A Fox News poll conducted in mid-October found that 50% of registered voters in New York said they identified more with the Palestinians in the Middle East conflict, compared to 44% who identified more with the Israelis.

Those numbers have alarmed some Jewish leaders, who have laid at least some of the blame at Mamdani’s feet. In an open letter circulated this week, 650 rabbis warned that his candidacy has contributed to “rising anti-Zionism and its political normalization.”

Amy Spitalnick, the chief executive of the Jewish Council on Public Affairs, cautioned against drawing a direct link between Mamdani’s popularity and his pro-Palestinian stance.

She noted that most Jewish voters remain strong supporters of Israel, lamenting the fact that neither Mamdani nor Cuomo had articulated “the liberal nuanced perspective that most New York Jews hold.”

“Mamdani’s views on Israel matter, but it’s not the issue on which the majority of New Yorkers are voting,” she added. “If he wins, it’s because he ran a compelling campaign on making this city more affordable.”

Weaponization and authenticity

In debates and interviews, where Mamdani often faces a barrage of questions about his views on the Israel-Hamas war, he is quick to shift the focus to his platform, which includes freezing the rent for regulated apartments, making buses free and lowering the cost of child care.

“I have denounced Hamas again and again,” an exasperated Mamdani said during a debate last week. “It will never be enough for Andrew Cuomo.”

At Wednesday’s debate, Mamdani again spoke of his proposal to increase funding for hate crime prevention and his recent outreach to Jewish voters about their fears of antisemitism.

“They deserve a leader who takes it seriously, who roots it out of these five boroughs, not one who weaponizes it as a means by which to score political points on a debate stage,” he added.

But despite months of vitriolic backlash, Mamdani has stood firm on his core criticism of Israel. In his statement marking the anniversary of the Oct. 7 attacks on Israel, he condemned both Hamas’ “horrific war crimes” and Israel’s occupation, apartheid and “genocidal war” in Gaza.
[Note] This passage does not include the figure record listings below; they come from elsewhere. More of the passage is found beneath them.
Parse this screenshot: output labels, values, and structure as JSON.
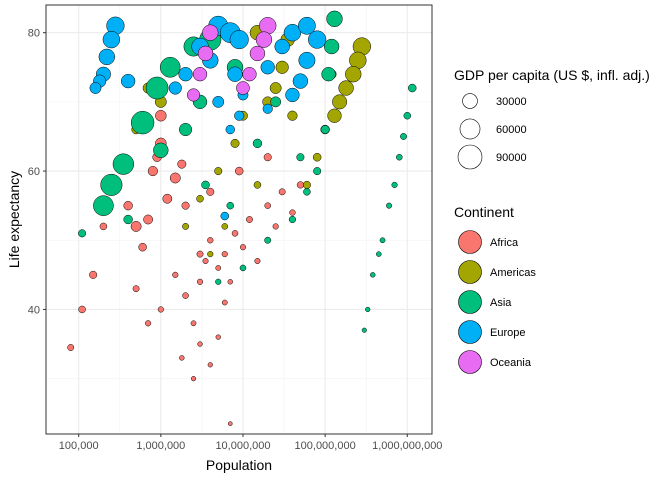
{
  "chart_data": {
    "type": "scatter",
    "title": "",
    "xlabel": "Population",
    "ylabel": "Life expectancy",
    "x_scale": "log10",
    "xlim": [
      40000,
      2000000000
    ],
    "ylim": [
      22,
      84
    ],
    "x_ticks": [
      {
        "value": 100000,
        "label": "100,000"
      },
      {
        "value": 1000000,
        "label": "1,000,000"
      },
      {
        "value": 10000000,
        "label": "10,000,000"
      },
      {
        "value": 100000000,
        "label": "100,000,000"
      },
      {
        "value": 1000000000,
        "label": "1,000,000,000"
      }
    ],
    "y_ticks": [
      {
        "value": 40,
        "label": "40"
      },
      {
        "value": 60,
        "label": "60"
      },
      {
        "value": 80,
        "label": "80"
      }
    ],
    "grid": true,
    "size_legend": {
      "title": "GDP per capita (US $, infl. adj.)",
      "entries": [
        {
          "value": 30000,
          "label": "30000"
        },
        {
          "value": 60000,
          "label": "60000"
        },
        {
          "value": 90000,
          "label": "90000"
        }
      ]
    },
    "color_legend": {
      "title": "Continent",
      "entries": [
        {
          "name": "Africa",
          "color": "#F8766D"
        },
        {
          "name": "Americas",
          "color": "#A3A500"
        },
        {
          "name": "Asia",
          "color": "#00BF7D"
        },
        {
          "name": "Europe",
          "color": "#00B0F6"
        },
        {
          "name": "Oceania",
          "color": "#E76BF3"
        }
      ]
    },
    "legend_position": "right",
    "series": [
      {
        "name": "Africa",
        "color": "#F8766D",
        "points": [
          {
            "x": 80000,
            "y": 34.5,
            "gdp": 3000
          },
          {
            "x": 110000,
            "y": 40,
            "gdp": 4000
          },
          {
            "x": 150000,
            "y": 45,
            "gdp": 5000
          },
          {
            "x": 200000,
            "y": 52,
            "gdp": 4000
          },
          {
            "x": 300000,
            "y": 58,
            "gdp": 6000
          },
          {
            "x": 400000,
            "y": 55,
            "gdp": 8000
          },
          {
            "x": 500000,
            "y": 52,
            "gdp": 12000
          },
          {
            "x": 600000,
            "y": 49,
            "gdp": 6000
          },
          {
            "x": 700000,
            "y": 53,
            "gdp": 9000
          },
          {
            "x": 800000,
            "y": 60,
            "gdp": 10000
          },
          {
            "x": 900000,
            "y": 62,
            "gdp": 8000
          },
          {
            "x": 1000000,
            "y": 64,
            "gdp": 14000
          },
          {
            "x": 1200000,
            "y": 56,
            "gdp": 9000
          },
          {
            "x": 1500000,
            "y": 59,
            "gdp": 12000
          },
          {
            "x": 1800000,
            "y": 61,
            "gdp": 7000
          },
          {
            "x": 500000,
            "y": 43,
            "gdp": 3000
          },
          {
            "x": 700000,
            "y": 38,
            "gdp": 2000
          },
          {
            "x": 1000000,
            "y": 40,
            "gdp": 2000
          },
          {
            "x": 1500000,
            "y": 45,
            "gdp": 2000
          },
          {
            "x": 2000000,
            "y": 42,
            "gdp": 2500
          },
          {
            "x": 2500000,
            "y": 38,
            "gdp": 1500
          },
          {
            "x": 3000000,
            "y": 44,
            "gdp": 2000
          },
          {
            "x": 3500000,
            "y": 47,
            "gdp": 1800
          },
          {
            "x": 4000000,
            "y": 50,
            "gdp": 2200
          },
          {
            "x": 5000000,
            "y": 46,
            "gdp": 1500
          },
          {
            "x": 6000000,
            "y": 48,
            "gdp": 2000
          },
          {
            "x": 7000000,
            "y": 44,
            "gdp": 1200
          },
          {
            "x": 8000000,
            "y": 51,
            "gdp": 2500
          },
          {
            "x": 10000000,
            "y": 49,
            "gdp": 2000
          },
          {
            "x": 12000000,
            "y": 53,
            "gdp": 3000
          },
          {
            "x": 15000000,
            "y": 47,
            "gdp": 1800
          },
          {
            "x": 20000000,
            "y": 55,
            "gdp": 2500
          },
          {
            "x": 25000000,
            "y": 52,
            "gdp": 2000
          },
          {
            "x": 30000000,
            "y": 57,
            "gdp": 3000
          },
          {
            "x": 40000000,
            "y": 54,
            "gdp": 2200
          },
          {
            "x": 50000000,
            "y": 58,
            "gdp": 3500
          },
          {
            "x": 3000000,
            "y": 35,
            "gdp": 1200
          },
          {
            "x": 4000000,
            "y": 32,
            "gdp": 1000
          },
          {
            "x": 5000000,
            "y": 36,
            "gdp": 1100
          },
          {
            "x": 6000000,
            "y": 41,
            "gdp": 1500
          },
          {
            "x": 2500000,
            "y": 30,
            "gdp": 1000
          },
          {
            "x": 1800000,
            "y": 33,
            "gdp": 1200
          },
          {
            "x": 7000000,
            "y": 23.5,
            "gdp": 500
          },
          {
            "x": 3000000,
            "y": 48,
            "gdp": 3000
          },
          {
            "x": 2000000,
            "y": 55,
            "gdp": 5000
          },
          {
            "x": 1000000,
            "y": 68,
            "gdp": 14000
          },
          {
            "x": 9000000,
            "y": 60,
            "gdp": 6000
          },
          {
            "x": 20000000,
            "y": 62,
            "gdp": 5000
          },
          {
            "x": 1500000,
            "y": 72,
            "gdp": 9000
          },
          {
            "x": 4000000,
            "y": 57,
            "gdp": 5000
          }
        ]
      },
      {
        "name": "Americas",
        "color": "#A3A500",
        "points": [
          {
            "x": 280000000,
            "y": 78,
            "gdp": 45000
          },
          {
            "x": 250000000,
            "y": 76,
            "gdp": 40000
          },
          {
            "x": 220000000,
            "y": 74,
            "gdp": 35000
          },
          {
            "x": 180000000,
            "y": 72,
            "gdp": 30000
          },
          {
            "x": 150000000,
            "y": 70,
            "gdp": 28000
          },
          {
            "x": 130000000,
            "y": 68,
            "gdp": 25000
          },
          {
            "x": 120000000,
            "y": 74,
            "gdp": 9000
          },
          {
            "x": 100000000,
            "y": 66,
            "gdp": 8000
          },
          {
            "x": 80000000,
            "y": 62,
            "gdp": 6000
          },
          {
            "x": 60000000,
            "y": 58,
            "gdp": 5000
          },
          {
            "x": 30000000,
            "y": 75,
            "gdp": 20000
          },
          {
            "x": 25000000,
            "y": 72,
            "gdp": 15000
          },
          {
            "x": 20000000,
            "y": 70,
            "gdp": 12000
          },
          {
            "x": 10000000,
            "y": 68,
            "gdp": 9000
          },
          {
            "x": 8000000,
            "y": 64,
            "gdp": 7000
          },
          {
            "x": 5000000,
            "y": 60,
            "gdp": 5000
          },
          {
            "x": 3000000,
            "y": 56,
            "gdp": 4000
          },
          {
            "x": 2000000,
            "y": 52,
            "gdp": 3000
          },
          {
            "x": 1000000,
            "y": 70,
            "gdp": 15000
          },
          {
            "x": 500000,
            "y": 66,
            "gdp": 8000
          },
          {
            "x": 700000,
            "y": 72,
            "gdp": 12000
          },
          {
            "x": 6000000,
            "y": 52,
            "gdp": 2500
          },
          {
            "x": 4000000,
            "y": 48,
            "gdp": 2000
          },
          {
            "x": 15000000,
            "y": 58,
            "gdp": 4000
          },
          {
            "x": 40000000,
            "y": 68,
            "gdp": 10000
          },
          {
            "x": 35000000,
            "y": 79,
            "gdp": 25000
          },
          {
            "x": 15000000,
            "y": 80,
            "gdp": 30000
          }
        ]
      },
      {
        "name": "Asia",
        "color": "#00BF7D",
        "points": [
          {
            "x": 1150000000,
            "y": 72,
            "gdp": 6000
          },
          {
            "x": 1000000000,
            "y": 68,
            "gdp": 4000
          },
          {
            "x": 900000000,
            "y": 65,
            "gdp": 3000
          },
          {
            "x": 800000000,
            "y": 62,
            "gdp": 2500
          },
          {
            "x": 700000000,
            "y": 58,
            "gdp": 2000
          },
          {
            "x": 600000000,
            "y": 55,
            "gdp": 1800
          },
          {
            "x": 500000000,
            "y": 50,
            "gdp": 1500
          },
          {
            "x": 450000000,
            "y": 48,
            "gdp": 1300
          },
          {
            "x": 380000000,
            "y": 45,
            "gdp": 1200
          },
          {
            "x": 330000000,
            "y": 40,
            "gdp": 1000
          },
          {
            "x": 300000000,
            "y": 37,
            "gdp": 900
          },
          {
            "x": 130000000,
            "y": 82,
            "gdp": 35000
          },
          {
            "x": 120000000,
            "y": 78,
            "gdp": 30000
          },
          {
            "x": 110000000,
            "y": 74,
            "gdp": 25000
          },
          {
            "x": 100000000,
            "y": 66,
            "gdp": 7000
          },
          {
            "x": 80000000,
            "y": 60,
            "gdp": 5000
          },
          {
            "x": 60000000,
            "y": 57,
            "gdp": 4000
          },
          {
            "x": 40000000,
            "y": 53,
            "gdp": 3500
          },
          {
            "x": 20000000,
            "y": 50,
            "gdp": 3000
          },
          {
            "x": 10000000,
            "y": 46,
            "gdp": 2500
          },
          {
            "x": 5000000,
            "y": 44,
            "gdp": 2000
          },
          {
            "x": 200000,
            "y": 55,
            "gdp": 60000
          },
          {
            "x": 250000,
            "y": 58,
            "gdp": 70000
          },
          {
            "x": 350000,
            "y": 61,
            "gdp": 65000
          },
          {
            "x": 600000,
            "y": 67,
            "gdp": 80000
          },
          {
            "x": 900000,
            "y": 72,
            "gdp": 75000
          },
          {
            "x": 1300000,
            "y": 75,
            "gdp": 60000
          },
          {
            "x": 2500000,
            "y": 78,
            "gdp": 55000
          },
          {
            "x": 4000000,
            "y": 79,
            "gdp": 70000
          },
          {
            "x": 1000000,
            "y": 63,
            "gdp": 30000
          },
          {
            "x": 2000000,
            "y": 66,
            "gdp": 20000
          },
          {
            "x": 3000000,
            "y": 70,
            "gdp": 25000
          },
          {
            "x": 15000000,
            "y": 64,
            "gdp": 8000
          },
          {
            "x": 25000000,
            "y": 70,
            "gdp": 12000
          },
          {
            "x": 7000000,
            "y": 55,
            "gdp": 4000
          },
          {
            "x": 8000000,
            "y": 75,
            "gdp": 35000
          },
          {
            "x": 110000,
            "y": 51,
            "gdp": 5000
          },
          {
            "x": 400000,
            "y": 53,
            "gdp": 8000
          },
          {
            "x": 3500000,
            "y": 58,
            "gdp": 6000
          },
          {
            "x": 50000000,
            "y": 62,
            "gdp": 5000
          }
        ]
      },
      {
        "name": "Europe",
        "color": "#00B0F6",
        "points": [
          {
            "x": 280000,
            "y": 81,
            "gdp": 45000
          },
          {
            "x": 250000,
            "y": 79,
            "gdp": 40000
          },
          {
            "x": 220000,
            "y": 76.5,
            "gdp": 35000
          },
          {
            "x": 200000,
            "y": 74,
            "gdp": 28000
          },
          {
            "x": 180000,
            "y": 73,
            "gdp": 20000
          },
          {
            "x": 160000,
            "y": 72,
            "gdp": 15000
          },
          {
            "x": 5000000,
            "y": 81,
            "gdp": 55000
          },
          {
            "x": 7000000,
            "y": 80,
            "gdp": 60000
          },
          {
            "x": 9000000,
            "y": 79,
            "gdp": 50000
          },
          {
            "x": 40000000,
            "y": 80,
            "gdp": 40000
          },
          {
            "x": 60000000,
            "y": 81,
            "gdp": 42000
          },
          {
            "x": 80000000,
            "y": 79,
            "gdp": 45000
          },
          {
            "x": 60000000,
            "y": 76,
            "gdp": 38000
          },
          {
            "x": 50000000,
            "y": 73,
            "gdp": 30000
          },
          {
            "x": 40000000,
            "y": 71,
            "gdp": 25000
          },
          {
            "x": 3000000,
            "y": 78,
            "gdp": 40000
          },
          {
            "x": 4000000,
            "y": 76,
            "gdp": 35000
          },
          {
            "x": 8000000,
            "y": 74,
            "gdp": 30000
          },
          {
            "x": 10000000,
            "y": 72,
            "gdp": 20000
          },
          {
            "x": 20000000,
            "y": 75,
            "gdp": 25000
          },
          {
            "x": 30000000,
            "y": 78,
            "gdp": 30000
          },
          {
            "x": 2000000,
            "y": 74,
            "gdp": 25000
          },
          {
            "x": 1500000,
            "y": 72,
            "gdp": 20000
          },
          {
            "x": 5000000,
            "y": 70,
            "gdp": 15000
          },
          {
            "x": 9000000,
            "y": 68,
            "gdp": 10000
          },
          {
            "x": 10000000,
            "y": 71,
            "gdp": 12000
          },
          {
            "x": 20000000,
            "y": 69,
            "gdp": 10000
          },
          {
            "x": 6000000,
            "y": 53.5,
            "gdp": 6000
          },
          {
            "x": 7000000,
            "y": 66,
            "gdp": 8000
          },
          {
            "x": 400000,
            "y": 73,
            "gdp": 25000
          }
        ]
      },
      {
        "name": "Oceania",
        "color": "#E76BF3",
        "points": [
          {
            "x": 20000000,
            "y": 81,
            "gdp": 40000
          },
          {
            "x": 18000000,
            "y": 79,
            "gdp": 35000
          },
          {
            "x": 15000000,
            "y": 77,
            "gdp": 30000
          },
          {
            "x": 12000000,
            "y": 74,
            "gdp": 25000
          },
          {
            "x": 10000000,
            "y": 72,
            "gdp": 22000
          },
          {
            "x": 4000000,
            "y": 80,
            "gdp": 35000
          },
          {
            "x": 3500000,
            "y": 77,
            "gdp": 30000
          },
          {
            "x": 3000000,
            "y": 74,
            "gdp": 25000
          },
          {
            "x": 2500000,
            "y": 71,
            "gdp": 20000
          }
        ]
      }
    ]
  }
}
Whether or not those views are shared by the broader electorate, the consistency of the message has served as “proxy for authenticity” in the minds of voters, according to Peter Feld, a progressive political consultant.

And it has offered a sharp contrast with not only Cuomo, but other pro-Israel Democrats in New York, including Sen. Chuck Schumer and House Minority Leader Hakeem Jeffries. Both have spent weeks rebuffing questions about whether they will endorse Mamdani, indicating they were still meeting and speaking with the Democratic nominee.

“The allies divided up Europe in fewer meetings,” scoffed Cass. “At this point, they’re ignoring the majoritarian view of their voters, and there’s no way around that.”

In recent weeks, Feld said he had spoken to several potential candidates weighing primary challenges to other pro-Israel Democratic incumbents.

“Mamdani changed how candidates and donors think about what is politically possible,” Feld said. “We’ve seen that siding with Palestine over Israel doesn’t make you radioactive. It shows voters that you’ll stick to your principles.”

Offenhartz writes for the Associated Press.